I had already fallen in love with the misunderstood state that is Gujarat last year as I travelled to Kutch and Saurashtra region last year for almost a month. Misunderstood, because you’re often a bit skeptical while planning your trip to Gujarat — due to the limited information available online. But as soon you get there and start exploring the state you fall in love with it — almost hopelessly. From rich culture to beautiful art & crafts to some of the mind-boggling natural phenomenon Gujarat has something for everyone.
During my recent blog trip with Gujarat Tourism, we explored a few more highlights in and around Ahmedabad, other than what I covered the last time. There were centuries old temples, local art forms and some architectural marvels on the list. While all of them were equally beautiful, the two highlights of the trip that I loved the most and recommend to anyone visiting Gujarat, and around Ahmedabad in particular, are the indigenous craft forms of Patola weaving and Tangaliya.
Patola Weaving in Patan
If ancient art forms are something that catches your fancy, the Patola art of Patan cannot fail to impress. The legend indicates that, sometime in the 12th century AD, King Kumarpal of Solanki dynasty invited 700 families of patola weavers from Jalna (South Maharashtra) to settle down in Patan in north Gujarat. Now, 9 centuries later, only one family is still devoted to the efforts of preserving the art — and Rohit Bhai Savli and Bharat Bhai Savli represent that family (with over 35 generations doing the same work) whom we had the chance to meet during our visit to Patan.
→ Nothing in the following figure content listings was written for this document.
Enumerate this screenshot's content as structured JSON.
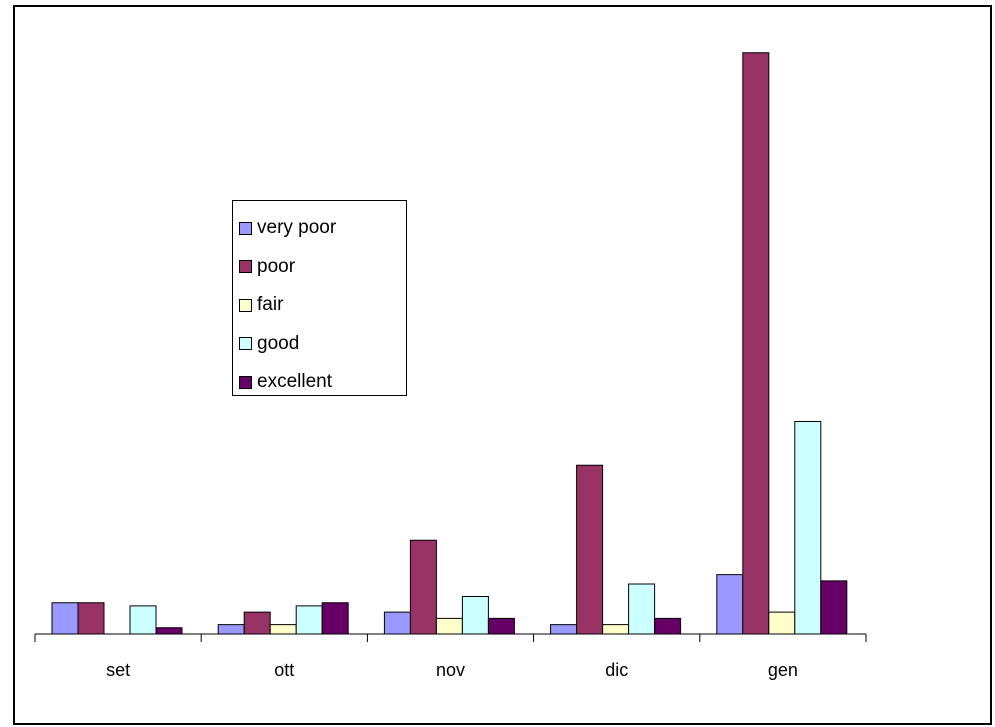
{
  "chart_data": {
    "type": "bar",
    "title": "",
    "xlabel": "",
    "ylabel": "",
    "categories": [
      "set",
      "ott",
      "nov",
      "dic",
      "gen"
    ],
    "series": [
      {
        "name": "very poor",
        "color": "#9999FF",
        "values": [
          5,
          1.5,
          3.5,
          1.5,
          9.5
        ]
      },
      {
        "name": "poor",
        "color": "#993366",
        "values": [
          5,
          3.5,
          15,
          27,
          93
        ]
      },
      {
        "name": "fair",
        "color": "#FFFFCC",
        "values": [
          0,
          1.5,
          2.5,
          1.5,
          3.5
        ]
      },
      {
        "name": "good",
        "color": "#CCFFFF",
        "values": [
          4.5,
          4.5,
          6,
          8,
          34
        ]
      },
      {
        "name": "excellent",
        "color": "#660066",
        "values": [
          1,
          5,
          2.5,
          2.5,
          8.5
        ]
      }
    ],
    "ylim": [
      0,
      100
    ],
    "grid": false,
    "legend_position": "left-center"
  }
}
Speaking of the town of Patan, the town itself is a place of exploration. And the moment you enter the – what once was — the gated city of Patan you are welcomed by the ruins of the ancient fort. You will be amazed to know that Patan was originally founded long back in 745 AD by Chavda Rulers, and remained the capital of the province before being destroyed in the 13th century. Today, the entire city is well dispersed with wonderful temples, ruins, and step-wells which offer plenty to admire to an intrepid, especially those with an interest in history. One beautiful spot, to not miss in Patan, however, remains the UNESCO heritage site of Rani ki Vav.
And blending perfectly with the tone of ancient Patan is the art of patola. Back in the days, it was believed that by wearing a patola saree (which was believed to contain religious and miraculous powers) one felt like God. Today, patolas are gifted on auspicious occasions.
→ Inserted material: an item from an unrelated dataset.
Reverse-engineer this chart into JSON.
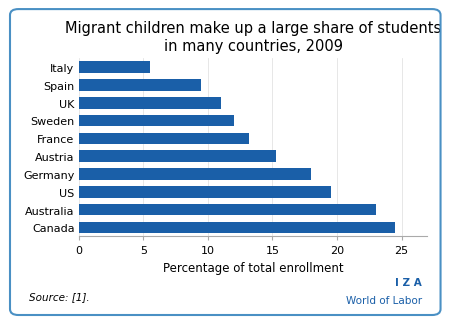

It was its quality that made it popular in not just India but in other countries as well, including Thailand, Malaysia and Indonesia. The Indonesians were, however, the biggest importers of patolas (though a particular kind weaved out of silk). All the elites loved these them. These patola sarees were and still are a prized possession, worn exclusively on special occasions like Vedic rituals and weddings. Patola sarees are still considered sacred in a number of communities.
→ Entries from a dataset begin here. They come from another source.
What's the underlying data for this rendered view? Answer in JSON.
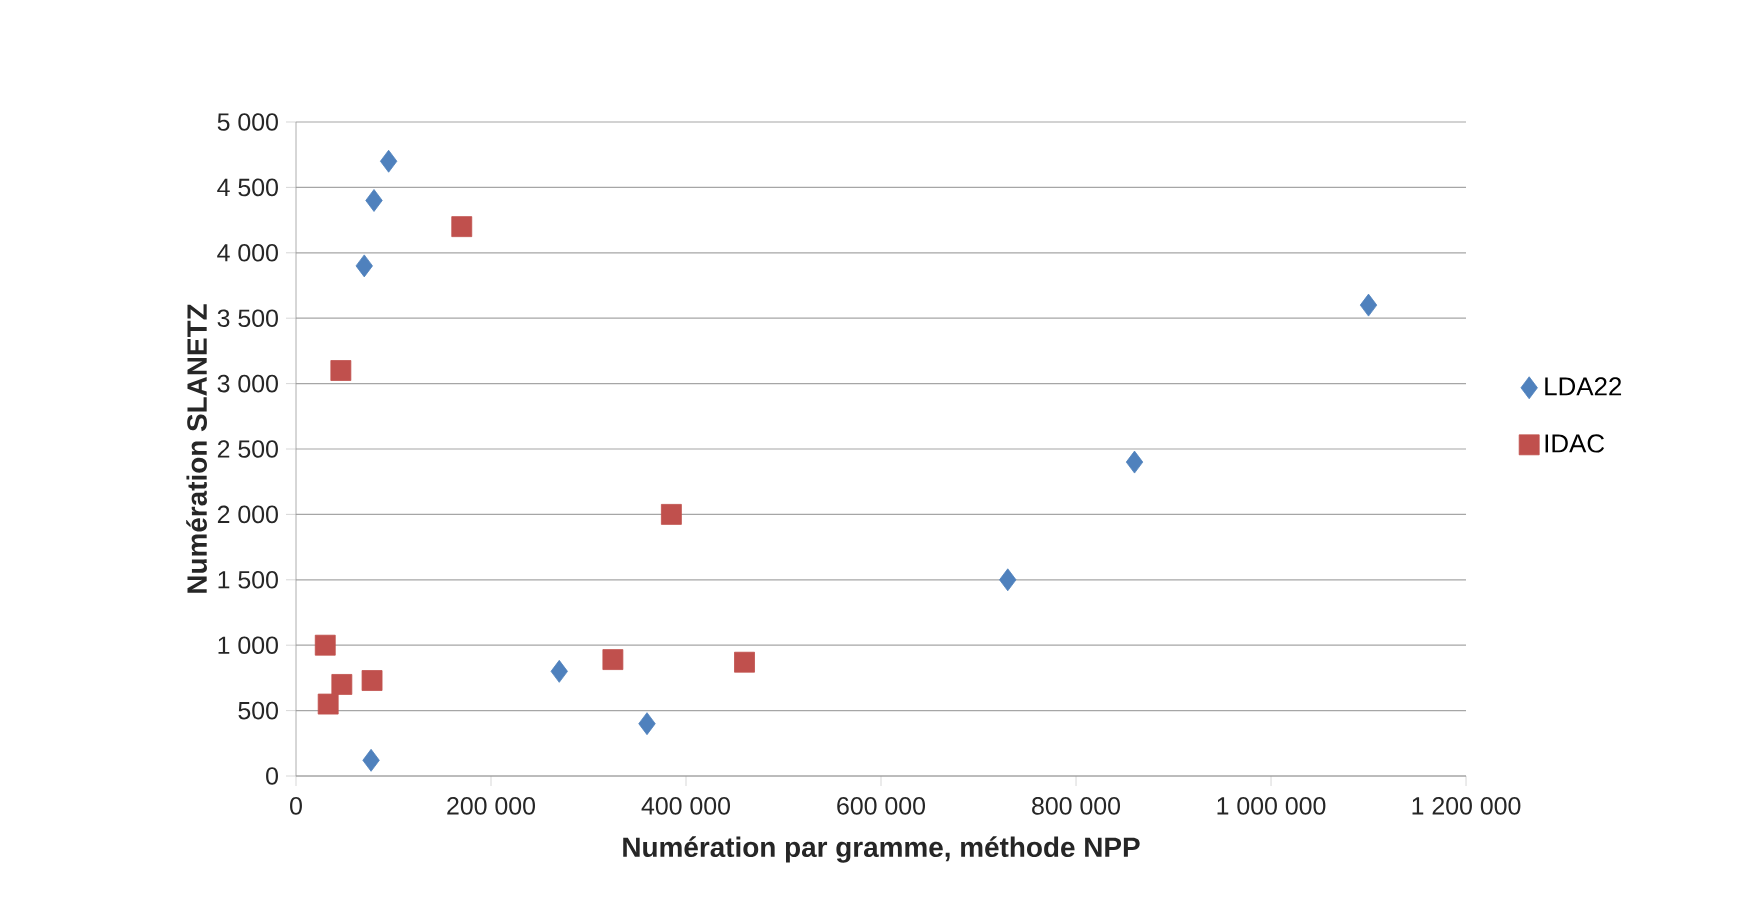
{
  "chart_data": {
    "type": "scatter",
    "xlabel": "Numération par gramme, méthode NPP",
    "ylabel": "Numération SLANETZ",
    "series": [
      {
        "name": "LDA22",
        "color": "#4f81bd",
        "marker": "diamond",
        "x": [
          95000,
          80000,
          70000,
          77000,
          270000,
          360000,
          730000,
          860000,
          1100000
        ],
        "values": [
          4700,
          4400,
          3900,
          120,
          800,
          400,
          1500,
          2400,
          3600
        ]
      },
      {
        "name": "IDAC",
        "color": "#c0504d",
        "marker": "square",
        "x": [
          170000,
          46000,
          385000,
          30000,
          33000,
          47000,
          78000,
          325000,
          460000
        ],
        "values": [
          4200,
          3100,
          2000,
          1000,
          550,
          700,
          730,
          890,
          870
        ]
      }
    ],
    "xlim": [
      0,
      1200000
    ],
    "xticks": [
      0,
      {
        "value": 200000,
        "label": "200 000"
      },
      {
        "value": 400000,
        "label": "400 000"
      },
      {
        "value": 600000,
        "label": "600 000"
      },
      {
        "value": 800000,
        "label": "800 000"
      },
      {
        "value": 1000000,
        "label": "1 000 000"
      },
      {
        "value": 1200000,
        "label": "1 200 000"
      }
    ],
    "ylim": [
      0,
      5000
    ],
    "yticks": [
      0,
      500,
      {
        "value": 1000,
        "label": "1 000"
      },
      {
        "value": 1500,
        "label": "1 500"
      },
      {
        "value": 2000,
        "label": "2 000"
      },
      {
        "value": 2500,
        "label": "2 500"
      },
      {
        "value": 3000,
        "label": "3 000"
      },
      {
        "value": 3500,
        "label": "3 500"
      },
      {
        "value": 4000,
        "label": "4 000"
      },
      {
        "value": 4500,
        "label": "4 500"
      },
      {
        "value": 5000,
        "label": "5 000"
      }
    ],
    "grid": "y",
    "legend": "right"
  }
}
A few patola designs can moreover be seen in the Ajanta paintings and the palace in Kochi, with most of the current designs of patola weaving being over 900 years old. So if one could talk of a legend in weaves, patola silks would be the very epitome of it.
Tangaliya Weaving in Bajana
Tangaliya weaving is another peculiar art form not to miss when you’re in Gujarat. Found in a few cities in Surendranagar district, namely, Bajana, Wadhwan, Sayla, and a few others, Tangalia art has over 700 years old legacy associated with it. The textile is typically usually used as a shawl or a wraparound skirt by women of the Bharwad shepherd community.
We had a chance to explore Tangaliya weaving in the town of Bajana with Dahyabhai Motibhai Parmar who has been into the business since 33 years himself — an art that was passed on to him from his father. For 200-300 years, Dahyabhai’s family has been weaving tangaliya products for Bharvad Shepherds.
Dahiya Bhai, however, had also pursued a designing course to improve his knowledge about the concepts of designing which is translated efficiently in his work these days. So don’t be shocked if you see a 400-year-old artwork with modern motifs, Eiffel Tower or symbols of the Christian religion. Just call it Dahya Bhai’s trademarked style.
Speaking of the legends and folklore, there is an interesting story behind Tangaliya art. The story has it that Tangaliya was invented by a shepherd boy who fell in love with the daughter of a weaver. When married her against the will of his parents, his parents disowned him, resulting in the newly-wed couple ending up staying with the girl’s parents. While continuing herding sheep, the boy slowly learned the art of weaving from his in-laws and used sheep wool for weaving shawls. His designs and the art of weaving was so distinct that it quickly picked up and become popular – hence the art of Tangaliya weaving was found. An interesting sidelight to this story is that today the art is never taught to daughters of the family, as daughters can pass on this knowledge to other families when they get married and create competition for existing craftsmen.
Well, whatever the folklore remains a hidden truth or a naked lie, the fact has it that the patolas and tangaliyas, just like precious ornaments, were like a dream of every lady in the bygone era, and so is now!